Como se informó anteriormente, Valenzuela Lucas, de 44 años, murió tras permanecer bajo custodia policial en el Destacamento 17 de San Cristóbal, donde según sus familiares experimentó un severo deterioro de salud.
El informe preliminar del Instituto Nacional de Patología Forense había atribuido la muerte a trombocitopenia derivada de un proceso infeccioso por leptospirosis, confirmado mediante pruebas ELISA y PCR, según la fiscalía.
Sin embargo, el abogado Carlos Rodríguez, representante legal de la familia, presentó ante medios de comunicación un examen de sangre que desmiente esa conclusión oficial.
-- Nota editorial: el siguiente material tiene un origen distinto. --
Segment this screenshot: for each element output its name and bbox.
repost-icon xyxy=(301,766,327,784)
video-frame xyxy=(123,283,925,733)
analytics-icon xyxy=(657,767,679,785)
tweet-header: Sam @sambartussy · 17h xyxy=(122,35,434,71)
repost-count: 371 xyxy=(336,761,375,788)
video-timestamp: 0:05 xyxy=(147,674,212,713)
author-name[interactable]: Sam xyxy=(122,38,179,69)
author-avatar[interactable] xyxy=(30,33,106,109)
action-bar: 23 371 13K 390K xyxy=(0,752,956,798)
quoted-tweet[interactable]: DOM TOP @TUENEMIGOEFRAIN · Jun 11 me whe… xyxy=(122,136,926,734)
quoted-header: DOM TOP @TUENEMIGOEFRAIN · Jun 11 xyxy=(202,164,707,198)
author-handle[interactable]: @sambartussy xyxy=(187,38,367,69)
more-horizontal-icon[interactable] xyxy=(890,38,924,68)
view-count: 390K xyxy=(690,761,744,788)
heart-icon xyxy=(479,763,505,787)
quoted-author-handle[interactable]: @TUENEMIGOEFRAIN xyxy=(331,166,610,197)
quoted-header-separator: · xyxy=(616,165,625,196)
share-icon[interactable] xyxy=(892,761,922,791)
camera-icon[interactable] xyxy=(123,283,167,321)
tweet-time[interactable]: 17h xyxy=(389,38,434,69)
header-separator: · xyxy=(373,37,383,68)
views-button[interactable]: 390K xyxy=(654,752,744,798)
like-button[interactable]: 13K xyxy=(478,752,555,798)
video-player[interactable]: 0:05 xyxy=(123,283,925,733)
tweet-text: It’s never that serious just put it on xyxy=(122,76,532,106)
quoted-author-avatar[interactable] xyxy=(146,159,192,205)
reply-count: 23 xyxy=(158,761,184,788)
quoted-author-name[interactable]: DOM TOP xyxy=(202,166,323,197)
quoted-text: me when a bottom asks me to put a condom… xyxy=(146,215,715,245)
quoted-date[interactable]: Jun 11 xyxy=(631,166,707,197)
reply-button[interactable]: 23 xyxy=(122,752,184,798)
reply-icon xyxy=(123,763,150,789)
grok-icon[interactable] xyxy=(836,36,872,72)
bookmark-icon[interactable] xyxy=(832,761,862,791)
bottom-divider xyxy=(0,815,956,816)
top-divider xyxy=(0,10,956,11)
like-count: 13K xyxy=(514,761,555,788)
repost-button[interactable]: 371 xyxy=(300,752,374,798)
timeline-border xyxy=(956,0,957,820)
La muestra fue tomada a Miguelito el 13 de julio de 2026, momentos antes de su deceso, por personal del Laboratorio Médico Amadita, mientras permanecía ingresado en el Hospital Juan Pablo Pina.
La prueba de Leptospira IGM arrojó un resultado de 2.57, cifra por debajo del umbral de 9 que el laboratorio establece como referencia para descartar la presencia de la bacteria.
“Esto demuestra la falsedad de la versión ofrecida por la fiscalía”, expresó Rodríguez, al acudir junto a la familia ante la Procuraduría General de la República.
El jurista solicitó formalmente a la procuradora Yeni Berenice Reinoso una investigación exhaustiva e independiente sobre las circunstancias de la muerte del hombre de 44 años.

Familiares de Miguelito se manifestaron frente a la sede judicial exigiendo justicia y pidiendo que no se encubra a quienes señalan como responsables de su fallecimiento.
Entre los manifestantes, portaban pancartas con la leyenda “Justicia por Miguelito” y señalamientos directos hacia autoridades locales vinculadas al proceso.
Miguel Maldonado Lucas, padre del fallecido, denunció que su hijo le confesó, momentos antes de morir, haber sido golpeado por el capitán José Luis Lorenzo con una media llena de arena.
La familia también expresó temor de que los resultados forenses hayan sido manipulados, pues aseguran que el rumor sobre la bacteria circulaba en San Cristóbal antes de conocerse el dictamen oficial del INACIF.

Uno de los voceros familiares describió condiciones de hacinamiento extremo en el destacamento, señalando que una celda con capacidad para 20 personas albergaba a 150 detenidos.
El caso Miguelito ha generado consternación en la comunidad, que anteriormente trasladó el féretro hasta el destacamento policial exigiendo respuestas claras sobre lo ocurrido.
El vocero policial Diego Pesqueira había señalado previamente que la institución se solidariza con la familia y espera las determinaciones definitivas del INACIF.
Con este nuevo elemento probatorio en manos de la defensa, la Procuraduría General deberá determinar si reabre o profundiza la investigación sobre el caso Miguelito. ¿Logrará la familia obtener respuestas definitivas sobre lo ocurrido en San Cristóbal?